Asynergie (oder Dyssynergie) ist die Unmöglichkeit der gleichzeitigen gemeinsamen oder synergistischen Ausführung einer komplexen Bewegung. Wenn ein gesunde Person mit verschränkten Armen auf den Rücken legen und ihn auffordern, eine sitzende Position einzunehmen, wird er dies ohne Schwierigkeiten tun, da gleichzeitig mit der Beugung des Körpers die Beine und das Becken an der Stützebene fixiert werden. Ein Patient mit Asynergie kann dies nicht, da aufgrund der fehlenden Synergie der Muskelgruppen, die den Rumpf beugen und das Becken fixieren und untere Gliedmaßen Anstelle des Körpers heben sich beide Beine oder ein Bein an der Seite der Läsion an.

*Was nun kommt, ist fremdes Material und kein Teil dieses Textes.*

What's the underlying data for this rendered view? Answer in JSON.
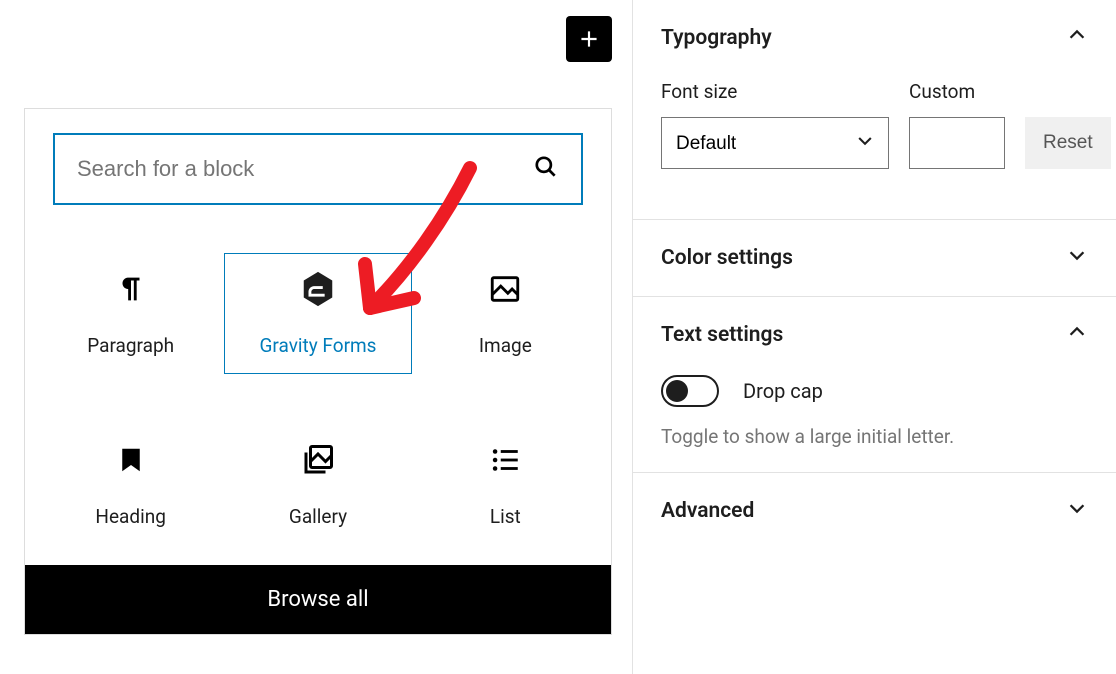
{
  "inserter": {
    "search_placeholder": "Search for a block",
    "blocks": [
      {
        "label": "Paragraph"
      },
      {
        "label": "Gravity Forms"
      },
      {
        "label": "Image"
      },
      {
        "label": "Heading"
      },
      {
        "label": "Gallery"
      },
      {
        "label": "List"
      }
    ],
    "browse_all_label": "Browse all"
  },
  "sidebar": {
    "typography": {
      "title": "Typography",
      "font_size_label": "Font size",
      "font_size_value": "Default",
      "custom_label": "Custom",
      "custom_value": "",
      "reset_label": "Reset"
    },
    "color": {
      "title": "Color settings"
    },
    "text": {
      "title": "Text settings",
      "drop_cap_label": "Drop cap",
      "drop_cap_on": false,
      "help": "Toggle to show a large initial letter."
    },
    "advanced": {
      "title": "Advanced"
    }
  }
}
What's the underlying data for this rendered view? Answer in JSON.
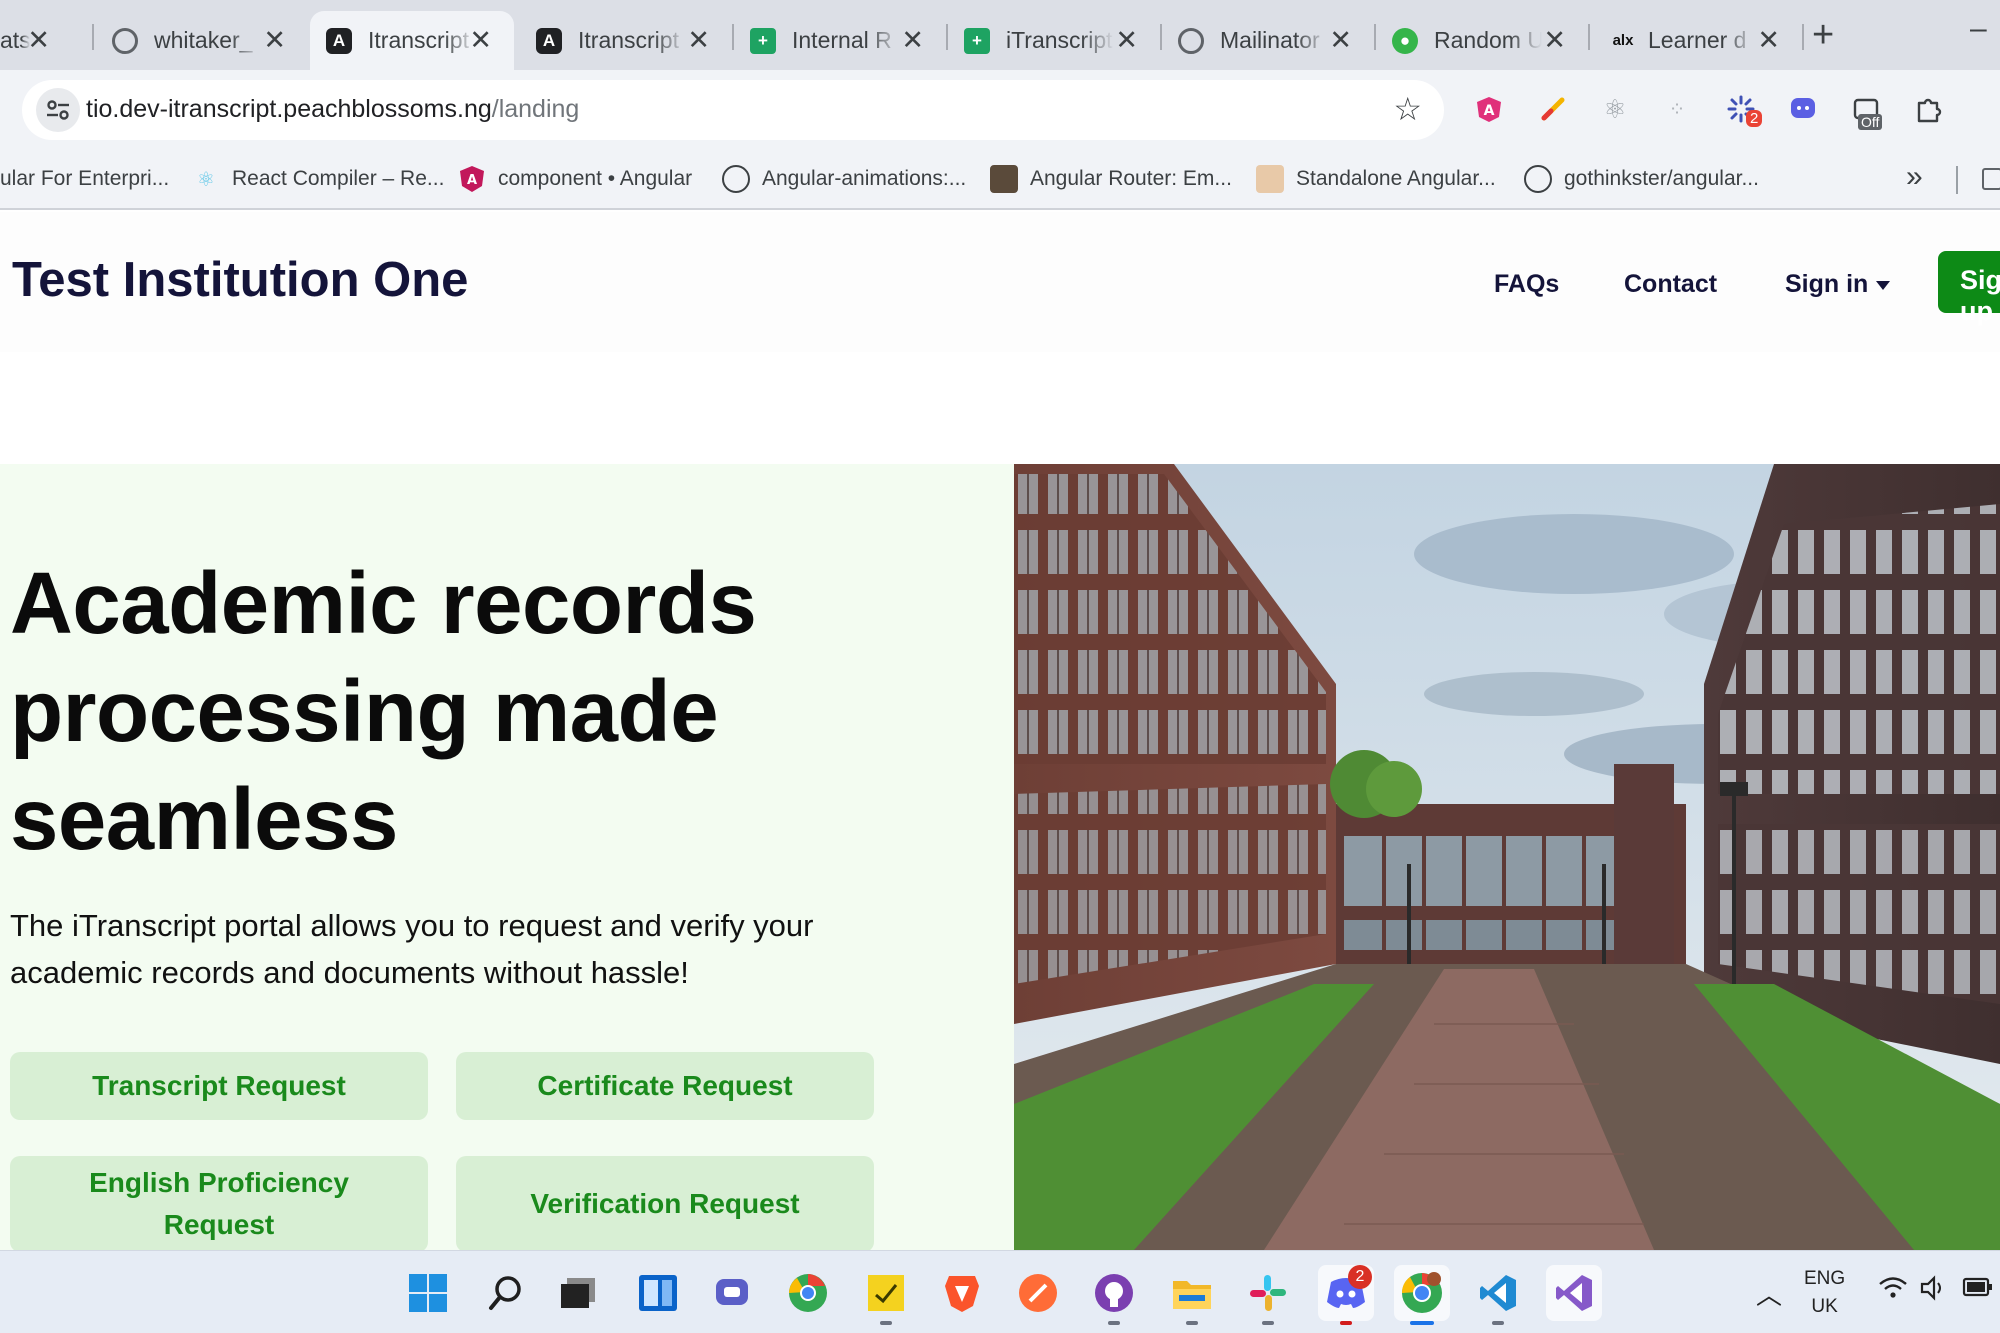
{
  "browser": {
    "tabs": [
      {
        "title": "ats",
        "icon": "none"
      },
      {
        "title": "whitaker_",
        "icon": "globe-icon"
      },
      {
        "title": "Itranscript",
        "icon": "angular-icon",
        "active": true
      },
      {
        "title": "Itranscript",
        "icon": "angular-icon"
      },
      {
        "title": "Internal R",
        "icon": "sheets-icon"
      },
      {
        "title": "iTranscript",
        "icon": "sheets-icon"
      },
      {
        "title": "Mailinator",
        "icon": "globe-icon"
      },
      {
        "title": "Random U",
        "icon": "green-circle-icon"
      },
      {
        "title": "Learner d",
        "icon": "alx-icon"
      }
    ],
    "alx_logo_text": "alx",
    "url_host": "tio.dev-itranscript.peachblossoms.ng",
    "url_path": "/landing",
    "extension_badge": "2",
    "extension_off_label": "Off",
    "bookmarks": [
      {
        "label": "ular For Enterpri...",
        "icon": "none"
      },
      {
        "label": "React Compiler – Re...",
        "icon": "react-icon"
      },
      {
        "label": "component • Angular",
        "icon": "angular-icon"
      },
      {
        "label": "Angular-animations:...",
        "icon": "github-icon"
      },
      {
        "label": "Angular Router: Em...",
        "icon": "avatar-icon"
      },
      {
        "label": "Standalone Angular...",
        "icon": "avatar-icon"
      },
      {
        "label": "gothinkster/angular...",
        "icon": "github-icon"
      }
    ]
  },
  "header": {
    "brand": "Test Institution One",
    "nav": {
      "faqs": "FAQs",
      "contact": "Contact",
      "signin": "Sign in",
      "signup": "Sign up"
    }
  },
  "hero": {
    "title": "Academic records processing made seamless",
    "subtitle": "The iTranscript portal allows you to request and verify your academic records and documents without hassle!",
    "buttons": {
      "transcript": "Transcript Request",
      "certificate": "Certificate Request",
      "english": "English Proficiency Request",
      "verification": "Verification Request"
    }
  },
  "taskbar": {
    "discord_badge": "2",
    "lang_top": "ENG",
    "lang_bottom": "UK"
  },
  "colors": {
    "brand_green": "#0d8a16",
    "cta_bg": "#d8efd4",
    "cta_text": "#1a8a1c",
    "hero_bg": "#f3fcf1"
  }
}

Zerebelläre Ataxie ist ein Syndrom, das auftritt, wenn eine spezielle Struktur des Gehirns namens Kleinhirn oder ihre Verbindungen mit anderen Teilen des Nervensystems betroffen ist. Zerebelläre Ataxie ist sehr häufig und kann die Folge einer Vielzahl von Krankheiten sein. Seine Hauptmanifestationen sind eine Störung der Bewegungskoordination, ihre Geschmeidigkeit und Proportionalität, Ungleichgewicht und Aufrechterhaltung der Körperhaltung. Einige Anzeichen für das Vorhandensein einer zerebellären Ataxie sind selbst für eine Person ohne medizinische Ausbildung mit bloßem Auge sichtbar, während andere durch spezielle Tests erkannt werden. Die Behandlung der zerebellären Ataxie hängt weitgehend von der Ursache ihres Auftretens ab, von der Krankheit, deren Folge sie ist. Was das Auftreten einer zerebellären Ataxie verursachen kann, welche Symptome sie zeigt und wie man damit umgeht, erfahren Sie durch die Lektüre dieses Artikels.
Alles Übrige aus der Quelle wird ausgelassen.